Cole • Jan 26, 2018 at 1:16 pm
This article is poorly written. It attempts to turn the fact that boys raised their hands more in class into a sexist issue. It also shows sexism by mentioning that only the guys said that females partictpate more.
Lisa Cline • Dec 16, 2017 at 6:47 am
The author’s perception is a reality. See The Atlantic article, “The Confidence Gap.” Excerpts:
“Let’s look to the elementary-school classroom, the playground, and the sports field. School is where many girls are first rewarded for being good, instead of energetic, rambunctious, or even pushy. But while being a “good girl” may pay off in the classroom, it doesn’t prepare us very well for the real world. As Carol Dweck, a Stanford psychology professor and the author put it: “If life were one long grade school, women would be the undisputed rulers of the world.”

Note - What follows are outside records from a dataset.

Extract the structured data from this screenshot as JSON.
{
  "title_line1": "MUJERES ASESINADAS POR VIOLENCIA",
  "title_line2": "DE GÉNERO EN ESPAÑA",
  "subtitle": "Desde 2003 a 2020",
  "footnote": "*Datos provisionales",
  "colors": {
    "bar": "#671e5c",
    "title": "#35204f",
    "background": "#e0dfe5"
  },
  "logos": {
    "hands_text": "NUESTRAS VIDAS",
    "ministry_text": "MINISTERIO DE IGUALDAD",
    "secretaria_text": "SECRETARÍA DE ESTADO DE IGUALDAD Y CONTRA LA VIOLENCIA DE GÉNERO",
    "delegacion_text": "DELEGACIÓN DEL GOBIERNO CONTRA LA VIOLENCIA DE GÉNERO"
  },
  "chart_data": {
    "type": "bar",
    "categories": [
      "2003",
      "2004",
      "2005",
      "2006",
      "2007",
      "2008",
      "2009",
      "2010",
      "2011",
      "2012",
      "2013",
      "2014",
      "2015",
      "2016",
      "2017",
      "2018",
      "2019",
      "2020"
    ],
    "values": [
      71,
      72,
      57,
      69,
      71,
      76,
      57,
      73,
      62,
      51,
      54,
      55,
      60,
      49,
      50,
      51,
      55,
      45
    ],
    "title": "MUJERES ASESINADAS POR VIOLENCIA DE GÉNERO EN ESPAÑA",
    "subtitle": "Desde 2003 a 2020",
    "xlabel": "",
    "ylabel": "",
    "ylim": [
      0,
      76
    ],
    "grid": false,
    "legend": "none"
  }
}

It’s easier for young girls than for young boys to behave: As is well established, they start elementary school with a developmental edge in some key areas. They have longer attention spans, more-advanced verbal and fine-motor skills, and greater social adeptness. They generally don’t charge through the halls like wild animals, or get into fights during recess. Soon they learn that they are most valuable, and most in favor, when they do things the right way: neatly and quietly. “Girls seem to be more easily socialized,” Dweck says. “They get a lot of praise for being perfect.” In turn, they begin to crave the approval they get for being good. There’s certainly no harm intended by overworked, overstressed teachers (or parents). Who doesn’t want a kid who works hard and doesn’t cause a lot of trouble? And yet the result is that many girls learn to avoid taking risks and making mistakes. This is to their detriment: many psychologists now believe that risk taking, failure, and perseverance are essential to confidence-building. Boys, meanwhile, tend to absorb more scolding and punishment, and in the process, they learn to take failure in stride. “When we observed in grade school classrooms, we saw that boys got eight times more criticism than girls for their conduct,” Dweck writes in Mindset. Complicating matters, she told us, girls and boys get different patterns of feedback. “Boys’ mistakes are attributed to a lack of effort,” she says, while “girls come to see mistakes as a reflection of their deeper qualities.”
Boys, from kindergarten on…roughhouse, tease one another, point out one another’s limitations, and call one another morons and slobs. Boys thus make one another more resilient. Psychologists believe that this playground mentality encourages them later, as men, to let other people’s tough remarks slide off their backs. Similarly, on the sports field, they learn not only to relish wins but also to flick off losses.”
Whitman Grad • Dec 14, 2017 at 3:53 pm
This “study” doesn’t seem to be much more than an observation that one author had… Publishing an article that jumps to conclusions off of such limited evidence is not only academically dishonest, but also dangerous.
Good Samaritan • Dec 21, 2017 at 9:21 pm
This “comment” doesn’t seem to be much more than a poor attempt to roast a student who simply published an article in a school newspaper… Publishing a comment that is so rude for so little reason is not only mean, but dangerous. #clapback
Louisa Wu • Dec 13, 2017 at 1:07 pm
Another issue for women is to actually be heard. I’ve been in meetings where a woman will suggest something that goes largely unnoticed, and then later on, when a man suggests *the very same thing*– it gets picked up in the conversation and widely lauded.